STEM project at Havergal College builds social awareness
The halls of Havergal College were abuzz with Grade 5 students stacking cans, coordinating architectural feats and planning engineering marvels.
Sophie Manning and Lilly Simmons were among them, putting together cans of green beans, kidney beans and crushed tomatoes to form a crayon box on Feb. 27. Their group was one of six at the school putting together structures based on themes of their choice with a STEM focus.
“Draw Away Hunger” was their concept.
It was all part of a social justice awareness project at the school to help decrease hunger and fight poverty right in their North Toronto community.
“We’re helping other people,” 10-year-old Lilly said. The project made her aware of the hunger faced by some local people, she said.
In the fall, art teacher Rosa Mastri reached out to non-profit design and build competition, Canstruction, to create structures out of unopened cans and packaged food items that will be donated to the North York Harvest Food Bank.
It’s the second time the school has taken part in Canstruction. Ten years ago, Mastri’s Grade 4 class built a castle out of canned goods. This time around, Masti and faculty colleague Helen Carayannis pitched a more ambitious project to the students, and they bought in right away.
“There are a lot of things the students have learned. They’ve learned how to work together, mathematics, engineers,” she said. “Ultimately, Miss Carayannis and I have been spearheading this to have the girls get involved with the contribution to service.”

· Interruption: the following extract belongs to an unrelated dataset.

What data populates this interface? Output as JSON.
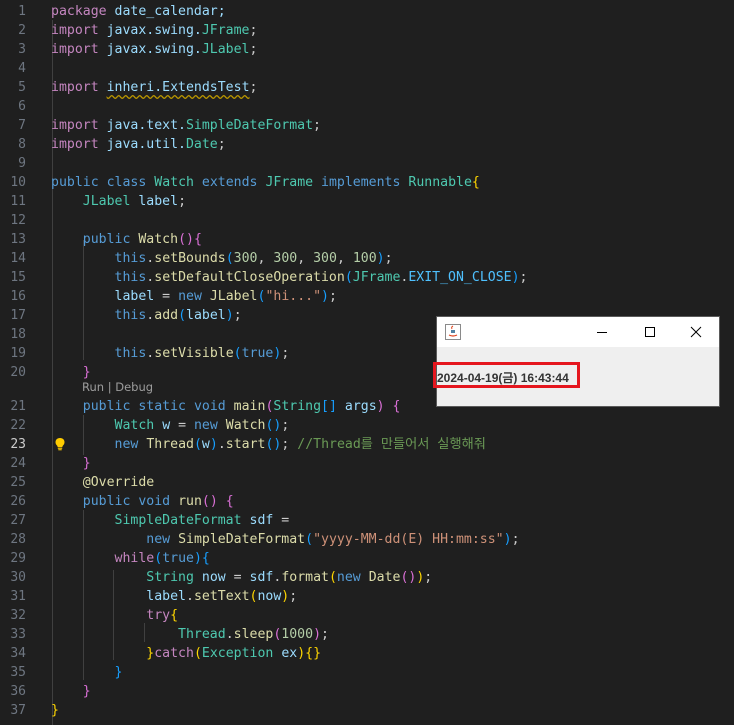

Supporting the initiative, and providing ample design tips, is Diamond Schmitt and Peter’s No Frills Toronto. The latter provided the canned goods which students had to fundraise to purchase.
It was also very serendipitous, as the lead for Canstruction Toronto, Jenna Chapman is the Training and Programs Coordinator at Diamond Schmitt Architects – the same firm that designed Havergal’s expansion.
“It was their initiative too. It was nice to see their excitement,” Chapman said, as Diamond Schmitt visited the school.
Mastri also acknowledged the serendipity factor.
“It became a nice tight circle of people who were working with the same agenda and working for a similar cause,” she said.
Garth Nichols, vice-principal of student engagement and experiential development, was enthused by the involvement the students had, adding they have been asking plenty of questions.
“Curiosity is a strong level of engagement,” he said. “This is truly inter-disciplinary learning. It’s beyond the classroom. It’s in terms of who they are and what they stand for.”
After the awards are given to each group, the students will disassemble the structures and take the canned goods to the food bank.